Le lendemain ouverture des états. Le Roy a fait un discours
qu’on a beaucoup et sincerement applaudi pour ce qu’il contenoit
et la maniere dont le Roy l’a debité, vous y trouverez cependant
quelques expressions inquiétantes et qui sentent la caque, celuy
du garde des sceaux n’a pas été entendu, Mr. Neker en a lu ou fait
lire un qui a dure deux heures trois quarts, il n’est pas encore
imprimé, en attendant on le juge toujours et rien de si variable,
de si méchant et de si benin.
M. de Mirabeau deputé aux etats généraux pour le tiers etat de
la Provence et qui promet la plus incoercible turbulence avoit
imaginé de proposer une souscription de 3 l.t. par mois pour une
feuille de journal des états qui auroit paru chaque jour, les deux
premieres ont été distribuées, rien de plus licentieux et de plus
exagéré contre les ennemis de l’auteur, ou plutost ceux dont il
est ennemi; on ne croit pas nos têtes suffisament formées pour une
liberté si grande et comme les loix relatives a la presse
subsistent encore, l’ouvrage est arrêté; mais des clameurs, des
cris, des maledictions contre la tyrannie!
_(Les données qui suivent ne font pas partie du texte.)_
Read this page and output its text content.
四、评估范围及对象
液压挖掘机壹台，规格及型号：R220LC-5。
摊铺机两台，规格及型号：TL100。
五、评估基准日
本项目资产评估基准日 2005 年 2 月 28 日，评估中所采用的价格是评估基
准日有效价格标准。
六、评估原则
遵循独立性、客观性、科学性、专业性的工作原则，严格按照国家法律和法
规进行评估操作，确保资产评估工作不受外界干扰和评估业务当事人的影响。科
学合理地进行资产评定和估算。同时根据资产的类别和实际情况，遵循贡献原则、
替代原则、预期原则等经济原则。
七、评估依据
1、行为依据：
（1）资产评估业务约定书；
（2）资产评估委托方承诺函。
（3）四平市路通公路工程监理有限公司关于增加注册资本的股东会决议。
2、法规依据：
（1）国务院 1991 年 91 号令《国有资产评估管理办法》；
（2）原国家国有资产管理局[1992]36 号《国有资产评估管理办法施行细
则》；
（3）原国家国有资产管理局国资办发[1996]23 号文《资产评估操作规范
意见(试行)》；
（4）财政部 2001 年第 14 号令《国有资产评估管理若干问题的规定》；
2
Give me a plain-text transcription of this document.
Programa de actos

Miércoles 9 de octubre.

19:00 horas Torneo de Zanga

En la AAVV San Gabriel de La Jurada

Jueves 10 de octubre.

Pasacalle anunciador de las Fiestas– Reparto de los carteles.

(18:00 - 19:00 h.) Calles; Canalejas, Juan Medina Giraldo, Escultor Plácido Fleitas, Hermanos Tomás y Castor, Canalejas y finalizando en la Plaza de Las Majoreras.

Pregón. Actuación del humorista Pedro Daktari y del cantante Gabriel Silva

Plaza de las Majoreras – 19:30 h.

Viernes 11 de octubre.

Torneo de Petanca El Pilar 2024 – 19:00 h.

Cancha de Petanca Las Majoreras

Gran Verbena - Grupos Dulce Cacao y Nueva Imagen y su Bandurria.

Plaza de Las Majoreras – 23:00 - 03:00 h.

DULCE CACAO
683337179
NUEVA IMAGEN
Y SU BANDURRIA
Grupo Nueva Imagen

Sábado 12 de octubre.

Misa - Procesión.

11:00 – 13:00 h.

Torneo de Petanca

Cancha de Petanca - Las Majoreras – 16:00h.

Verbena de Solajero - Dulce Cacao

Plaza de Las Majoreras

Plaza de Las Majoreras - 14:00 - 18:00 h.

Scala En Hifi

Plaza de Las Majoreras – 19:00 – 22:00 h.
1ere difficulté scission aux etats, l’ordre de la noblesse veut
verifier ses pouvoirs luy même, sans l’intervention des deux
autres, et le tiers etat veut avéc raison que la totalité des
pouvoirs soit vérifiée en commun; cependant les avis sont partagés
parmi les nobles, 45 ont voté pour lavis du tiers, mais de la,
inaction, embarras du Roy, de Mr. Neker, des ministres et de tout
le monde.
Beaucoup de troupes arrivent aux environs de Paris, mais sans
causer d’inquietude; les affaires actuelles et la cherté du pain
causent tant d’effervescence que le peuple a besoin d’estre
contenu.
Les députés de Paris pour le tiers état ne sont pas encore
nommés, ceux de la noblesse le sont de ce matin, je reçois un
courrier de Mr. le Duc de la Rochefoucauld qui m’annonce qu’il est
élu le second, il y en a 10, Mr. de Tollendal l’est aussi et ce
qu’il y a de plus plaisant c’est que Mr. Deprémenil (?) son
implacable adversaire est aussi deputé de la noblesse hors des
murs de Paris. Mr. de la fayette a été elu pour un baillage
d’auvergne aussi pour la noblesse.
Mr. le comte d’Artois elu pour la noblesse d’un Baillage du
Bearn. Le n’a pas cru qu’il put accepter et il a refusé.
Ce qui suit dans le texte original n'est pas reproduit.